A 'big decision' has been made for Norfolk County Council to borrow £120m to build up to four new schools for children with special educational needs and disabilities (SEND).

County Hall's policy and resources committee today agreed the investment, which will also develop more outreach to support children in mainstream schools - known as specialist resource bases.

Councillors said the investment would stop children and young people from having to be ferried around the county and would save millions of pounds in travel costs.

Due to a shortage of school places, some 300 SEND pupils are currently educated at independent schools in Norfolk or other local authorities.

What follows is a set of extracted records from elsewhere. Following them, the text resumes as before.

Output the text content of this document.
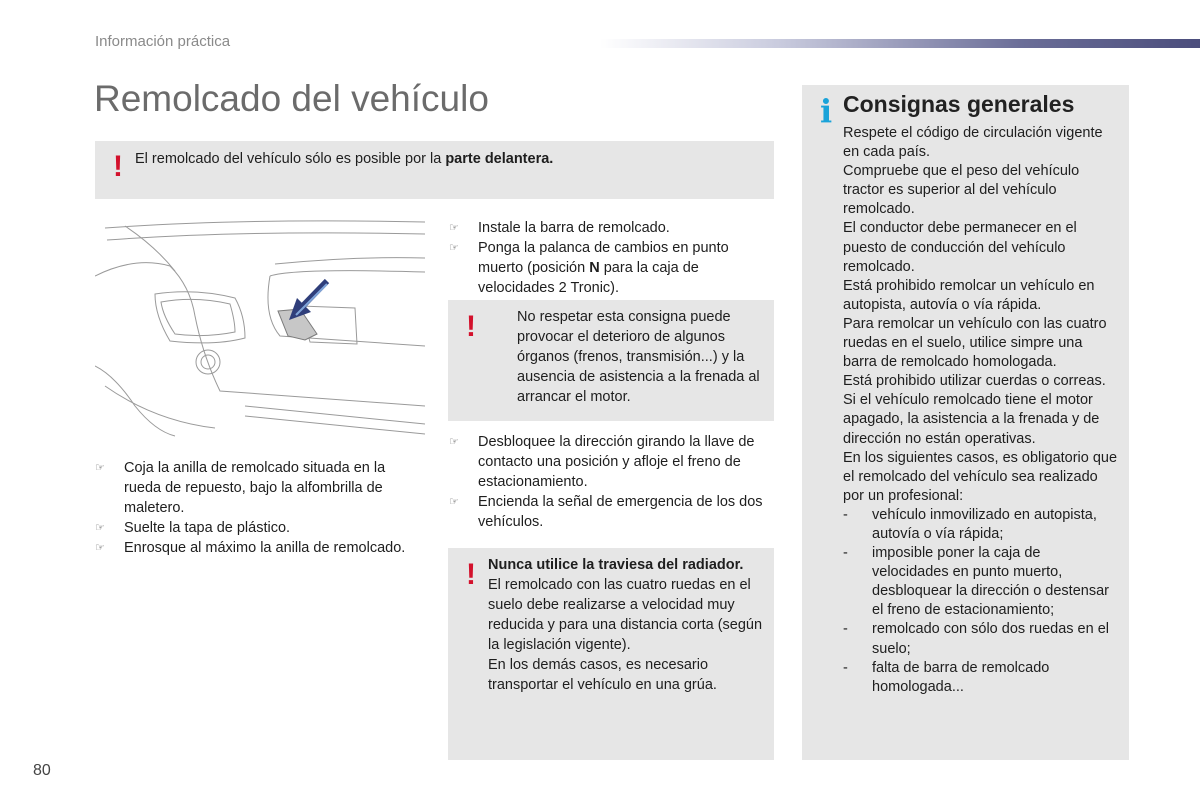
Información práctica
Remolcado del vehículo
! El remolcado del vehículo sólo es posible por la parte delantera.
☞ Coja la anilla de remolcado situada en la rueda de repuesto, bajo la alfombrilla de maletero.
☞ Suelte la tapa de plástico.
☞ Enrosque al máximo la anilla de remolcado.
☞ Instale la barra de remolcado.
☞ Ponga la palanca de cambios en punto muerto (posición N para la caja de velocidades 2 Tronic).
!	No respetar esta consigna puede provocar el deterioro de algunos órganos (frenos, transmisión...) y la ausencia de asistencia a la frenada al arrancar el motor.
☞ Desbloquee la dirección girando la llave de contacto una posición y afloje el freno de estacionamiento.
☞ Encienda la señal de emergencia de los dos vehículos.
! Nunca utilice la traviesa del radiador.
El remolcado con las cuatro ruedas en el suelo debe realizarse a velocidad muy reducida y para una distancia corta (según la legislación vigente).
En los demás casos, es necesario transportar el vehículo en una grúa.
i Consignas generales

Respete el código de circulación vigente en cada país.

Compruebe que el peso del vehículo tractor es superior al del vehículo remolcado.

El conductor debe permanecer en el puesto de conducción del vehículo remolcado.

Está prohibido remolcar un vehículo en autopista, autovía o vía rápida.

Para remolcar un vehículo con las cuatro ruedas en el suelo, utilice simpre una barra de remolcado homologada.

Está prohibido utilizar cuerdas o correas.

Si el vehículo remolcado tiene el motor apagado, la asistencia a la frenada y de dirección no están operativas.

En los siguientes casos, es obligatorio que el remolcado del vehículo sea realizado por un profesional:

- vehículo inmovilizado en autopista, autovía o vía rápida;
- imposible poner la caja de velocidades en punto muerto, desbloquear la dirección o destensar el freno de estacionamiento;
- remolcado con sólo dos ruedas en el suelo;
- falta de barra de remolcado homologada...
80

Paying for that transport is costing the council £13.6m a year and the committee approved an initial investment of £4.8m this year to start work.

While the investment got cross-party, unanimous approval, there were political swipes during the debate - centred in part on the decision to close Great Yarmouth's Alderman Swindell School.

Labour had campaigned with parents to keep the school open, which led to their Great Yarmouth county councillor Mick Castle leaving the party to become an independent.

Mr Castle had backed the Conservative proposal to shut it and build a new special school on the site.

And Conservative Stuart Dark, chairman of the council's children's services committee, questioned why the former Labour/Liberal Democrat alliance did not tackle the issue of the high transport costs and lack of places during their stint in charge at County Hall.

He said: 'I think a very fair question people could ask is what was Norfolk County Council's old political leadership doing up to this point.'

Mr Dark said it showed why the council wanted to close Alderman Swindell - to provide 48 extra specialist places in Great Yarmouth.

But Labour group leader Steve Morphew said his party had never opposed the creation of extra places, but had backed the community who wanted to retain a 'much loved school'.

He added his party had tabled a budget amendment in February last year for extra investment in special needs education which was not supported by the controlling Conservatives.

Lib Dem Edward Maxfield said he was concerned spending so much money on special schools could create a scenario where children were placed in those schools for financial reasons, rather than because of their needs.

That concern was branded as 'ridiculous' by Conservative Bill Borrett.

In total, 500 extra school places will be created, with a 100 place school in North Norfolk likely to be the second project after the one in Great Yarmouth.